Stats from the draft report

Bucking the long-term trend, hunting participation in 2020 increased significantly over years past. The likely cause for this, according to an analysis by the Rockefeller Institute of Government, is coronavirus, which gave people more time to consider taking up a new hobby. Plus, the DEC made the hunter safety course online-only, which is easier to attend, and enrollment nearly tripled over a typical year from 20,000 to just under 60,000. In addition, sale of hunting licenses was up about 15 percent during the first month they went on sale. The report notes that hunting is an outdoor pursuit that is naturally socially distanced.

Public comments on the plan can be submitted through December 28 to (use “Deer Plan” in the subject line) or by mail to DEC Deer Management Plan, NYSDEC, 625 Broadway, Albany, NY 12233-4754.

There are 3 comments

  1. Gulo

    The DEC’s state forest management plan cites deer over browsing/invasive proliferation as a critical threat to New York’s forests.
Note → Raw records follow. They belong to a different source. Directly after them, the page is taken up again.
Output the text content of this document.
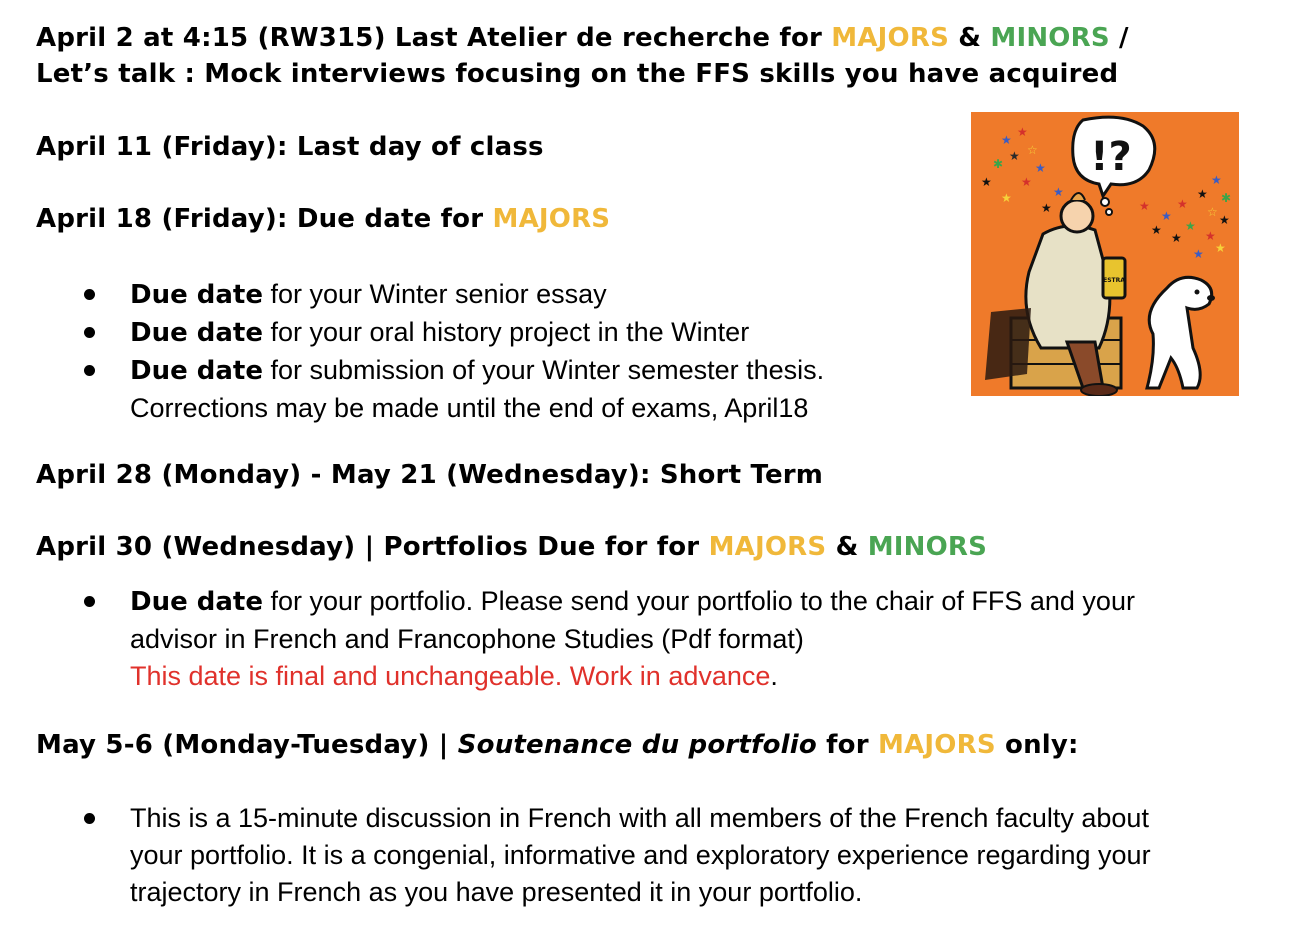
April 2 at 4:15 (RW315) Last Atelier de recherche for MAJORS & MINORS /
Let’s talk : Mock interviews focusing on the FFS skills you have acquired
April 11 (Friday): Last day of class
April 18 (Friday): Due date for MAJORS
Due date for your Winter senior essay
Due date for your oral history project in the Winter
Due date for submission of your Winter semester thesis.
Corrections may be made until the end of exams, April18
April 28 (Monday) - May 21 (Wednesday): Short Term
April 30 (Wednesday) | Portfolios Due for for MAJORS & MINORS
Due date for your portfolio. Please send your portfolio to the chair of FFS and your
advisor in French and Francophone Studies (Pdf format)
This date is final and unchangeable. Work in advance.
May 5-6 (Monday-Tuesday) | Soutenance du portfolio for MAJORS only:
This is a 15-minute discussion in French with all members of the French faculty about
your portfolio. It is a congenial, informative and exploratory experience regarding your
trajectory in French as you have presented it in your portfolio.
!?
★
★
★ ☆
✱	★
★ ★
★
★
★
★
★ ✱
★
☆
★	★
★
★
★
★
★
★
★
ESTRA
Instead of trying to recruit new hunters or raise hunting quotas, why not put those resources toward restoring native deer shepherds, wolves and pumas? DEC’s 2015 state wildlife plans for wolves and pumas conclude there are both plenty of habitat and sufficient prey in New York State to support hundreds of wolves and pumas, whose presence would restore forest regeneration while removing deer harboring illnesses like Chronic Wasting Disease. And numerous regions have demonstrated how restoring charismatic megafauna like wolves and pumas generates tens of millions in wildlife watching revenues that compensate for hunting-related losses. New York’s forests are in critical need of its native shepherds.

  2. David Almeter

    My name is Dave Almeter. I am 78 and have not been able to pull and hold a compound or recurve bow back since I was 70 because of shoulder problems. I would like much to use a crossbow during the regular bow season (starting Oct. 1st) but am limited to 2 weeks before the regular season. Being my age, it is getting uncomfortably chilly to set in a tree stand for hours on end later in the season. I wish you could at least make it legal to hunt with a crossbow at 70 years of age. Why anyone would complain about this possible privilege, I do not know.
    Please consider us senior citizens with crossbow archery privileges.
    Thank you for your attention.

    1. NY Bowhunter

      I agree those who can’t pull back a vertical bow should be able to use a crossbow. But for others who can, they should not be able to use it during the entire archery season. There should be a season for vertical bow only. Crossbow is a big advantage — not only speed and a scope but no need to make the large motion of drawing back, which often spooks deer.